Andrew Ng states that for logistic regularization, the L1 regularization is sometimes thought to increase sparseness more than L2 regularization, with some of the weights becoming zero. But I can’t think of any justification for thinking that. It seems that either one would be equally likely to make some weights become zero.
Is there a way to justify this idea, that L1 producing more sparseness than L2?

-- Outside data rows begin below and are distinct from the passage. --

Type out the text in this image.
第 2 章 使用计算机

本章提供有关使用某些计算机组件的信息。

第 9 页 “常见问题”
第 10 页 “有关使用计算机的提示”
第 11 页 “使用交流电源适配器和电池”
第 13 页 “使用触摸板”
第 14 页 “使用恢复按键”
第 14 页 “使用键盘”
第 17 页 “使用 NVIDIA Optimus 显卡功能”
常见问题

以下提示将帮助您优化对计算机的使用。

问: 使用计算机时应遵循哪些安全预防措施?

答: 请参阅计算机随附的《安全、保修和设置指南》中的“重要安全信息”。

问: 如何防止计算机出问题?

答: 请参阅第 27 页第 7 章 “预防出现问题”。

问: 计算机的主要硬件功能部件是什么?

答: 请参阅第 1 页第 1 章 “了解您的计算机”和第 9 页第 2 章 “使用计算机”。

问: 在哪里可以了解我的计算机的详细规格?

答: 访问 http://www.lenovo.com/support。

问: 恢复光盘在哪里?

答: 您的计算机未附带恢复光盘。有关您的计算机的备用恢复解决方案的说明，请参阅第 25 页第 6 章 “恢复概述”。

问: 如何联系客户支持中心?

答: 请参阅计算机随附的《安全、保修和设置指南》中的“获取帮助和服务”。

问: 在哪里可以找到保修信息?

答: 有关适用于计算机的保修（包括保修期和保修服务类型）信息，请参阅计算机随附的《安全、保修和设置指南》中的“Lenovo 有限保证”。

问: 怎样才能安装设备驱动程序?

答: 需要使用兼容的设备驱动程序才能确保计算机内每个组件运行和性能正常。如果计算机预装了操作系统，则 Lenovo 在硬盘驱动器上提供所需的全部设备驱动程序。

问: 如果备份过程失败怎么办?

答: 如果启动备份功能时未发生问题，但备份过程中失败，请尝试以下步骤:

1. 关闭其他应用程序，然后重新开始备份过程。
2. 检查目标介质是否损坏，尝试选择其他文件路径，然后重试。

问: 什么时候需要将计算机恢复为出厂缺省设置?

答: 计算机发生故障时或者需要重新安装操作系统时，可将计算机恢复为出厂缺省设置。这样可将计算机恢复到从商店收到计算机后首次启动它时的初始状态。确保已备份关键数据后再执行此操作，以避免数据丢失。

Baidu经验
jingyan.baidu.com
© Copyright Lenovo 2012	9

I’m sure you can google up a more complete explanation, but here are some thoughts:
L1 regularization uses the sum of the absolute values of weights, whereas L2 uses the squares of the weights, of course. These are being added as effectively “penalty terms” to the cost function to try to decrease the general magnitude of the weights in the hopes that will reduce the overfitting. So L1 punishes small weights exactly to the same degree it punishes large values, whereas the quadratic penalty is more sophisticated: it punishes small values more lightly, but punishes large values much more severely. E.g. if a w value is 0.1, then the L1 penalty is 0.1, but the L2 penalty is 0.01. And if w is 0.01, then L1 is 0.01 and L2 is 0.0001. So the closer the weight is to zero, the less the regularization “forcing function” works to further reduce the weight values in the L2 case.
Just to supplement Paul’s answer, here is a graph for a L1 and L2 regularization term. At close to zero, the gradient (slope) in L2 can be much smaller than L1.

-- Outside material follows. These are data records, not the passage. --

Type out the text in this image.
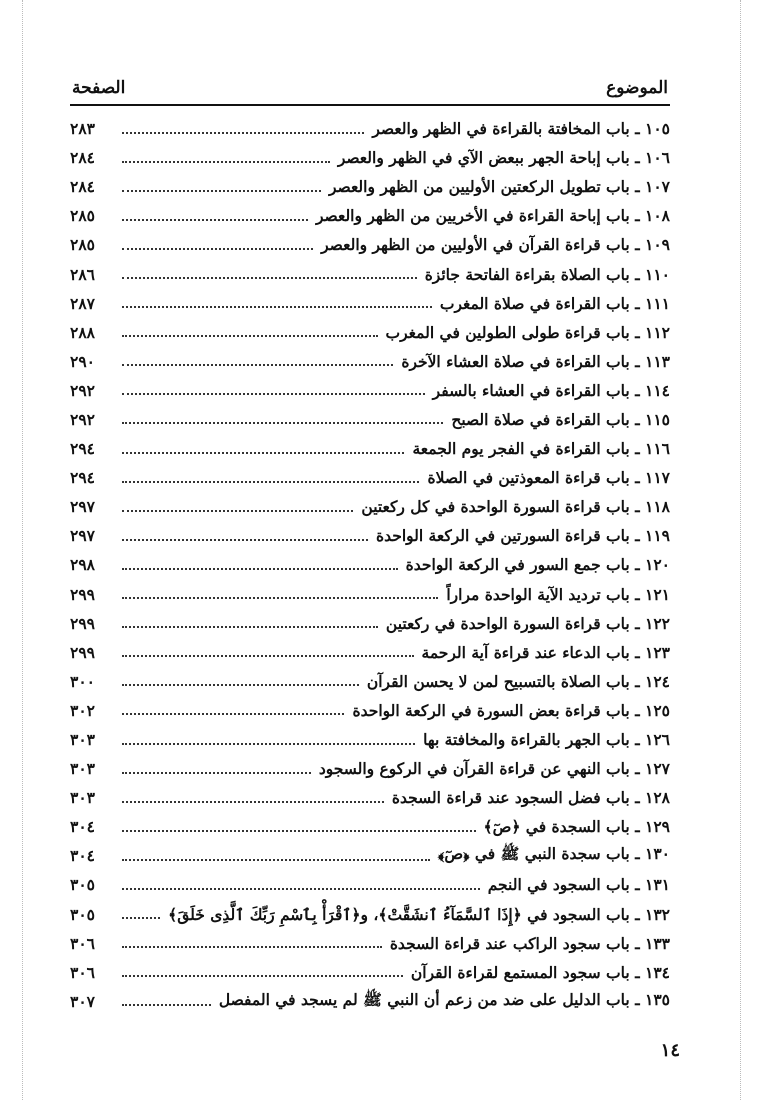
الموضوع
الصفحة
١٠٥ ـ باب المخافتة بالقراءة في الظهر والعصر
٢٨٣
١٠٦ ـ باب إباحة الجهر ببعض الآي في الظهر والعصر
٢٨٤
١٠٧ ـ باب تطويل الركعتين الأوليين من الظهر والعصر
٢٨٤
١٠٨ ـ باب إباحة القراءة في الأخريين من الظهر والعصر
٢٨٥
١٠٩ ـ باب قراءة القرآن في الأوليين من الظهر والعصر
٢٨٥
١١٠ ـ باب الصلاة بقراءة الفاتحة جائزة
٢٨٦
١١١ ـ باب القراءة في صلاة المغرب
٢٨٧
١١٢ ـ باب قراءة طولى الطولين في المغرب
٢٨٨
١١٣ ـ باب القراءة في صلاة العشاء الآخرة
٢٩٠
١١٤ ـ باب القراءة في العشاء بالسفر
٢٩٢
١١٥ ـ باب القراءة في صلاة الصبح
٢٩٢
١١٦ ـ باب القراءة في الفجر يوم الجمعة
٢٩٤
١١٧ ـ باب قراءة المعوذتين في الصلاة
٢٩٤
١١٨ ـ باب قراءة السورة الواحدة في كل ركعتين
٢٩٧
١١٩ ـ باب قراءة السورتين في الركعة الواحدة
٢٩٧
١٢٠ ـ باب جمع السور في الركعة الواحدة
٢٩٨
١٢١ ـ باب ترديد الآية الواحدة مراراً
٢٩٩
١٢٢ ـ باب قراءة السورة الواحدة في ركعتين
٢٩٩
١٢٣ ـ باب الدعاء عند قراءة آية الرحمة
٢٩٩
١٢٤ ـ باب الصلاة بالتسبيح لمن لا يحسن القرآن
٣٠٠
١٢٥ ـ باب قراءة بعض السورة في الركعة الواحدة
٣٠٢
١٢٦ ـ باب الجهر بالقراءة والمخافتة بها
٣٠٣
١٢٧ ـ باب النهي عن قراءة القرآن في الركوع والسجود
٣٠٣
١٢٨ ـ باب فضل السجود عند قراءة السجدة
٣٠٣
١٢٩ ـ باب السجدة في ﴿صٓ﴾
٣٠٤
١٣٠ ـ باب سجدة النبي ﷺ في ﴿صٓ﴾
٣٠٤
١٣١ ـ باب السجود في النجم
٣٠٥
١٣٢ ـ باب السجود في ﴿إِذَا ٱلسَّمَآءُ ٱنشَقَّتْ﴾، و﴿ٱقْرَأْ بِٱسْمِ رَبِّكَ ٱلَّذِى خَلَقَ﴾
٣٠٥
١٣٣ ـ باب سجود الراكب عند قراءة السجدة
٣٠٦
١٣٤ ـ باب سجود المستمع لقراءة القرآن
٣٠٦
١٣٥ ـ باب الدليل على ضد من زعم أن النبي ﷺ لم يسجد في المفصل
٣٠٧
١٤
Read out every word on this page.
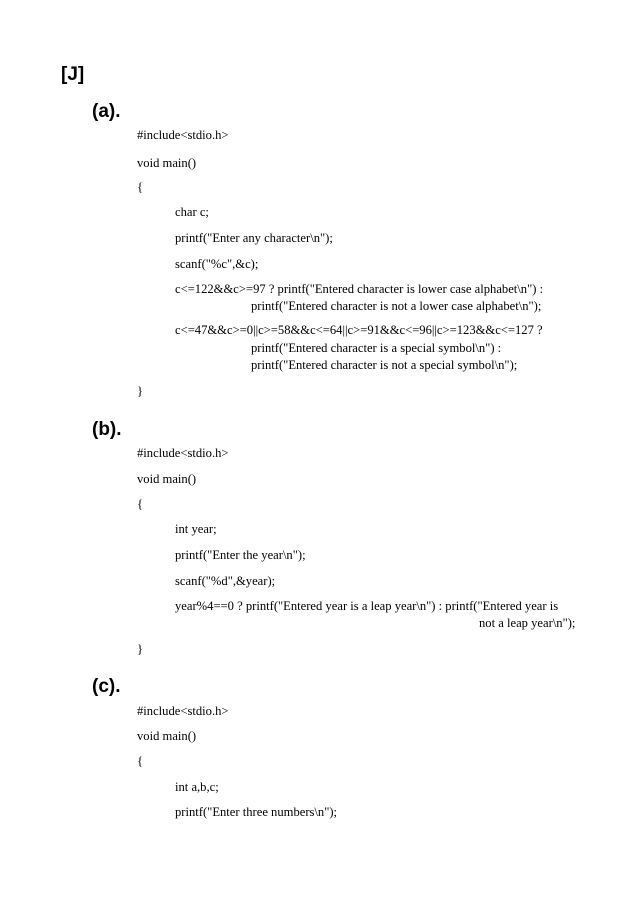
[J]
(a).
#include<stdio.h>
void main()
{
char c;
printf("Enter any character\n");
scanf("%c",&c);
c<=122&&c>=97 ? printf("Entered character is lower case alphabet\n") :
printf("Entered character is not a lower case alphabet\n");
c<=47&&c>=0||c>=58&&c<=64||c>=91&&c<=96||c>=123&&c<=127 ?
printf("Entered character is a special symbol\n") :
printf("Entered character is not a special symbol\n");
}
(b).
#include<stdio.h>
void main()
{
int year;
printf("Enter the year\n");
scanf("%d",&year);
year%4==0 ? printf("Entered year is a leap year\n") : printf("Entered year is
not a leap year\n");
}
(c).
#include<stdio.h>
void main()
{
int a,b,c;
printf("Enter three numbers\n");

Thanks for the illuminating comments. I also found something in the recent 3rd edition of Hands-On Machine Learning, which has a discussion of exactly this as “Lasso Regression” (Least Absolute Shrinkage and Selection Operator Regression), on p 159 and 160, with some figures. The answer is fairly obvious in retrospect, and maybe just what you were telling me: the L1 regression term uniformly reduces each weight by a constant amount each step, so the smallest weights will hit zero early on, and then be kept there.